Swing down West 57th Street, past Carnegie Hall and the Russian Tea Room, and pull up when you see the tail of a Cadillac shoved into a building. That's the awning of the Hard Rock Cafe.
Outside the doors stand a pair of brass gasoline pumps. Inside is a crowd of mostly young patrons who come to munch big hamburgers, steaks or barbecue, pick up good vibrations and gawk at probably the most glittering collection of rock and roll memorabilia in the world.The Hard Rock Cafe was inspired by the atmosphere of a Memphis truck stop. Friendly waitresses wear white "diner dresses" with their names embroidered on the chest. The menu offers "Tennessee style BBQ pork ribs," and "pig" sandwiches, (written in parentheses for Yankees and other foreigners.) But the concept has clearly outgrown its roots.
Encased on the walls are such relics as Prince's purple rain coat, Ringo Starr's snare drum, Jimi Hendrix's hat, and guitars from such legendary strummers as Keith Richards, Eric Clapton and Bo Diddley.
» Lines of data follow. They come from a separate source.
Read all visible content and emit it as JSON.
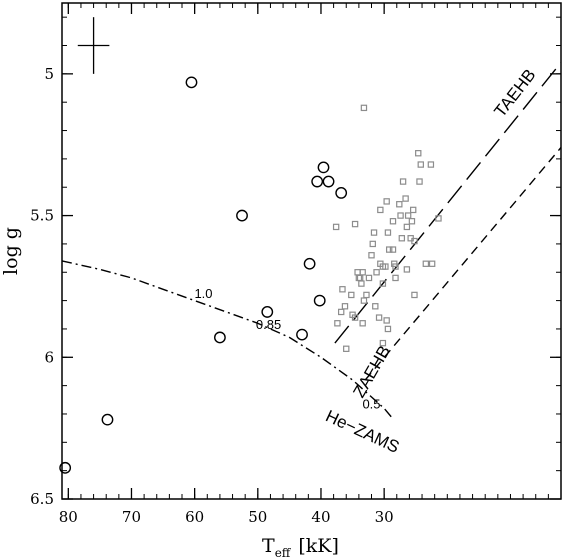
{
  "chart_data": {
    "type": "scatter",
    "title": "",
    "xlabel_main": "T",
    "xlabel_sub": "eff",
    "xlabel_unit": "[kK]",
    "ylabel": "log g",
    "xlim": [
      81,
      2
    ],
    "ylim": [
      6.5,
      4.75
    ],
    "x_ticks": [
      80,
      70,
      60,
      50,
      40,
      30
    ],
    "x_tick_labels": [
      "80",
      "70",
      "60",
      "50",
      "40",
      "30"
    ],
    "y_ticks": [
      5,
      5.5,
      6,
      6.5
    ],
    "y_tick_labels": [
      "5",
      "5.5",
      "6",
      "6.5"
    ],
    "y_minor_step": 0.1,
    "x_minor_step": 2,
    "error_bar": {
      "x": 76,
      "y": 4.9,
      "dx": 2.5,
      "dy": 0.1
    },
    "series": [
      {
        "marker": "open-circle",
        "points": [
          [
            80.5,
            6.39
          ],
          [
            73.8,
            6.22
          ],
          [
            60.5,
            5.03
          ],
          [
            56,
            5.93
          ],
          [
            52.5,
            5.5
          ],
          [
            48.5,
            5.84
          ],
          [
            43,
            5.92
          ],
          [
            41.8,
            5.67
          ],
          [
            40.6,
            5.38
          ],
          [
            40.2,
            5.8
          ],
          [
            39.6,
            5.33
          ],
          [
            38.8,
            5.38
          ],
          [
            36.8,
            5.42
          ]
        ]
      },
      {
        "marker": "open-square",
        "color": "#8c8c8c",
        "points": [
          [
            33.2,
            5.12
          ],
          [
            37.6,
            5.54
          ],
          [
            34.6,
            5.53
          ],
          [
            36,
            5.97
          ],
          [
            34.2,
            5.7
          ],
          [
            34,
            5.72
          ],
          [
            33.8,
            5.72
          ],
          [
            33.6,
            5.74
          ],
          [
            33.4,
            5.7
          ],
          [
            36.6,
            5.76
          ],
          [
            36.2,
            5.82
          ],
          [
            35.2,
            5.78
          ],
          [
            35,
            5.85
          ],
          [
            34.6,
            5.86
          ],
          [
            33.4,
            5.88
          ],
          [
            33.2,
            5.8
          ],
          [
            32.8,
            5.78
          ],
          [
            32.4,
            5.72
          ],
          [
            31.8,
            5.6
          ],
          [
            31.4,
            5.82
          ],
          [
            31.6,
            5.56
          ],
          [
            30.8,
            5.86
          ],
          [
            31.2,
            5.7
          ],
          [
            30.6,
            5.48
          ],
          [
            30.2,
            5.74
          ],
          [
            30.2,
            5.68
          ],
          [
            29.4,
            5.56
          ],
          [
            29.2,
            5.62
          ],
          [
            28.6,
            5.52
          ],
          [
            28.6,
            5.62
          ],
          [
            28.2,
            5.68
          ],
          [
            28.2,
            5.72
          ],
          [
            27.6,
            5.46
          ],
          [
            27.4,
            5.5
          ],
          [
            27.2,
            5.58
          ],
          [
            27,
            5.38
          ],
          [
            26.6,
            5.44
          ],
          [
            26.4,
            5.54
          ],
          [
            26.2,
            5.5
          ],
          [
            25.8,
            5.58
          ],
          [
            25.6,
            5.52
          ],
          [
            25.4,
            5.48
          ],
          [
            24.6,
            5.28
          ],
          [
            24.2,
            5.32
          ],
          [
            24.4,
            5.38
          ],
          [
            23.4,
            5.67
          ],
          [
            22.6,
            5.32
          ],
          [
            22.4,
            5.67
          ],
          [
            21.4,
            5.51
          ],
          [
            25.2,
            5.78
          ],
          [
            29.6,
            5.87
          ],
          [
            29.4,
            5.9
          ],
          [
            29.8,
            5.68
          ],
          [
            29.6,
            5.45
          ],
          [
            30.2,
            5.95
          ],
          [
            32,
            5.64
          ],
          [
            37.4,
            5.88
          ],
          [
            36.8,
            5.84
          ],
          [
            28.4,
            5.67
          ],
          [
            26.4,
            5.69
          ],
          [
            30.6,
            5.67
          ],
          [
            25.2,
            5.59
          ]
        ]
      }
    ],
    "lines": [
      {
        "name": "TAEHB",
        "style": "long-dash",
        "points": [
          [
            37.8,
            5.95
          ],
          [
            2,
            4.96
          ]
        ]
      },
      {
        "name": "ZAEHB",
        "style": "short-dash",
        "points": [
          [
            33,
            6.08
          ],
          [
            2,
            5.26
          ]
        ]
      },
      {
        "name": "He-ZAMS",
        "style": "dash-dot",
        "points": [
          [
            81,
            5.66
          ],
          [
            75,
            5.69
          ],
          [
            70,
            5.72
          ],
          [
            65,
            5.76
          ],
          [
            60,
            5.8
          ],
          [
            55,
            5.84
          ],
          [
            50,
            5.88
          ],
          [
            45,
            5.93
          ],
          [
            40,
            6.0
          ],
          [
            35,
            6.08
          ],
          [
            30,
            6.18
          ],
          [
            28.5,
            6.22
          ]
        ]
      }
    ],
    "annotations": [
      {
        "text": "TAEHB",
        "x": 8.6,
        "y": 5.08,
        "rotation": -52
      },
      {
        "text": "ZAEHB",
        "x": 31.2,
        "y": 6.06,
        "rotation": -60
      },
      {
        "text": "He−ZAMS",
        "x": 33.8,
        "y": 6.28,
        "rotation": 25
      },
      {
        "text": "1.0",
        "x": 58.6,
        "y": 5.79,
        "rotation": 0
      },
      {
        "text": "0.85",
        "x": 48.3,
        "y": 5.9,
        "rotation": 0
      },
      {
        "text": "0.5",
        "x": 32,
        "y": 6.18,
        "rotation": 0
      }
    ]
  }
}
Gold records from bands such as The Beatles, The Band and The Who blanket the walls. And presiding majestically over it all is Elvis' black stage jumpsuit jeweled and embroidered and raised in a golden throne high above the center of the main room.
On a recent night, the sound system was playing John Hiatt's "Memphis in the Meantime." And people like Patsy Nickles, 27, a New York singer, were waiting for tables.
"The music is things you haven't heard in a long time," said Miss Nickles, who was wearing a black leather jacket, pants, a man's tie and a tilted ponytail. "And it's got the best cheeseburgers in town."
Robin Wood, 27, a Miami flight attendant, likes the cafe because, "It's not a meat market." She feels OK going there alone or with a girlfriend.
"At lunch they turn the music way down, and it's kind of intimate," shouted Tony White, 30, who was there with his wife and two children. "But at night it rocks."
Celebrities who are supposed to be regulars of the cafe include Robin Williams, Eddie Murphy, Carly Simon and Sting. But Deirdre Stillwagon, 24, also a repeat customer, has never seen them. "I keep hearing about Brooke Shields," said the Greensboro, N.C., resident. "But all I see are tourists."
The cafe is such an assault on the senses with its high-volume music and crowded decor it doesn't seem to matter what people wear. Many patrons looked come-as-you-are. That included a New York marathon runner in his racing shorts and tank top. Generally, girls liked fancy sweaters and acid-washed jeans, while young men leaned toward denim jackets.
The Hard Rock Cafe is not confined to New York. The restaurants began in London, and there are six worldwide.